Stafford Jessy M, Wyatt Michael D, McInnes Campbell
Drug Discovery and Biomedical Sciences, College of Pharmacy, University of South Carolina, Columbia, SC, USA.
Expert Opin Drug Discov. 2023 Jan;18(1):65-81. doi: 10.1080/17460441.2023.2159942. Epub 2023 Jan 1.
Polo Like Kinase 1 (PLK1) is a key regulator of mitosis and its overexpression is frequently observed in a wide variety of human cancers, while often being associated with poor survival rates. Therefore, it is considered a potential and attractive target for cancer therapeutic development. The Polo like kinase family is characterized by the presence of a unique C terminal polobox domain (PBD) involved in regulating kinase activity and subcellular localization. Among the two functionally essential, druggable sites with distinct properties that PLK1 offers, targeting the PBD presents an alternative approach for therapeutic development.
Significant progress has been made in progressing from the peptidic PBD inhibitors first identified, to peptidomimetic and recently drug-like small molecules. In this review, the rationale for targeting the PBD over the ATP binding site is discussed, along with recent progress, challenges, and outlook.

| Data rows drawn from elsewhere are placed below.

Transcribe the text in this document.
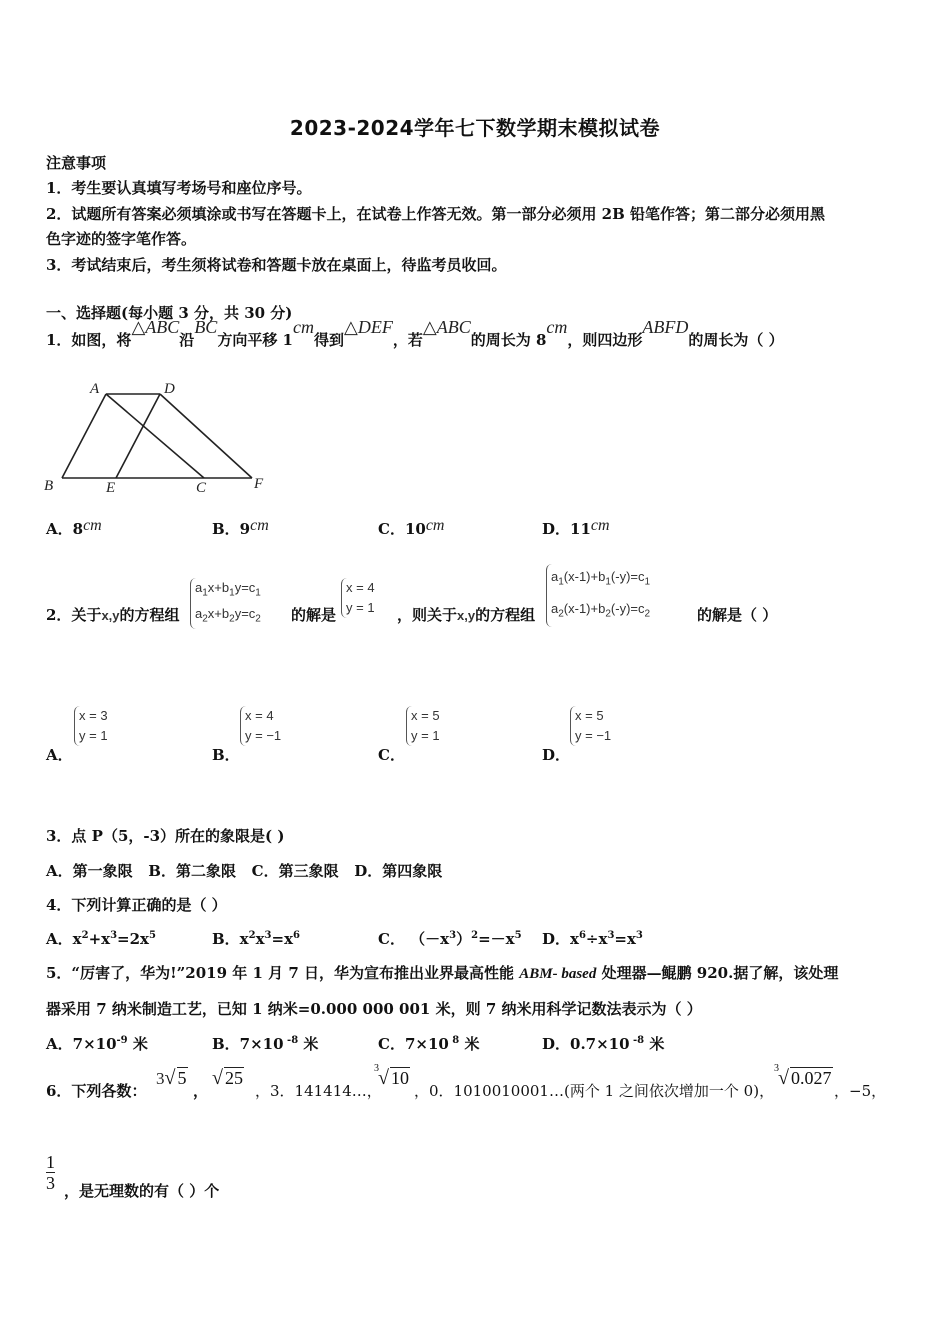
2023-2024学年七下数学期末模拟试卷
注意事项
1．考生要认真填写考场号和座位序号。
2．试题所有答案必须填涂或书写在答题卡上，在试卷上作答无效。第一部分必须用 2B 铅笔作答；第二部分必须用黑
色字迹的签字笔作答。
3．考试结束后，考生须将试卷和答题卡放在桌面上，待监考员收回。
一、选择题(每小题 3 分，共 30 分)
1．如图，将△ABC沿BC方向平移 1cm得到△DEF，若△ABC的周长为 8cm，则四边形ABFD的周长为（ ）
A	D
B	E	C	F
A．8cm	B．9cm	C．10cm	D．11cm
2．关于x,y的方程组
$a_1x+b_1y=c_1$
$a_2x+b_2y=c_2$ 的解是
x = 4
y = 1 ，则关于x,y的方程组
$a_1(x-1)+b_1(-y)=c_1$
$a_2(x-1)+b_2(-y)=c_2$	的解是（ ）
A．
x = 3
y = 1
B．
x = 4
y = −1
C．
x = 5
y = 1
D．
x = 5
y = −1
3．点 P（5，-3）所在的象限是( )
A．第一象限   B．第二象限   C．第三象限   D．第四象限
4．下列计算正确的是（ ）
A．$x^2+x^3=2x^5$	B．$x^2x^3=x^6$	C． $(-x^3)^2=-x^5$ D．$x^6\div x^3=x^3$
5．“厉害了，华为!”2019 年 1 月 7 日，华为宣布推出业界最高性能 ABM- based 处理器—鲲鹏 920.据了解，该处理
器采用 7 纳米制造工艺，已知 1 纳米=0.000 000 001 米，则 7 纳米用科学记数法表示为（ ）
A．$7\times 10^{-9}$ 米	B．7×10 $^{-8}$ 米	C．7×10 $^8$ 米	D．0.7×10 $^{-8}$ 米
6．下列各数：
3 √ 5
，
√ 25
，3．141414…，
3 √ 10
，0．1010010001…(两个 1 之间依次增加一个 0)，
3 √ 0.027
，−5，
$\frac{1}{3}$ ，是无理数的有（ ）个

The PBD has emerged as a viable alternative target for the inhibition of PLK1, and progress has been made in using compounds to elucidate mechanistic aspects of activity regulation and in determining roles of the PBD. Studies have resulted in proof of concept of efficacy suggesting promise for PBD binders in clinical development.
Polo样激酶1(PLK1)是有丝分裂的关键调节因子,在多种人类癌症中经常观察到其过表达,且常与低生存率相关。因此,它被认为是癌症治疗开发的一个潜在且有吸引力的靶点。Polo样激酶家族的特点是存在一个独特的C末端Polo盒结构域(PBD),该结构域参与调节激酶活性和亚细胞定位。在PLK1提供的两个功能上至关重要、具有不同特性的可成药位点中,靶向PBD为治疗开发提供了另一种方法。
从最初鉴定的肽类PBD抑制剂发展到拟肽类以及最近的类药物小分子,已经取得了显著进展。在这篇综述中,讨论了靶向PBD而非ATP结合位点的基本原理,以及最近的进展、挑战和前景。
PBD已成为抑制PLK1的一个可行替代靶点,在使用化合物阐明活性调节的机制方面以及确定PBD的作用方面都取得了进展。研究已经证明了疗效的概念验证,表明PBD结合剂在临床开发中具有前景。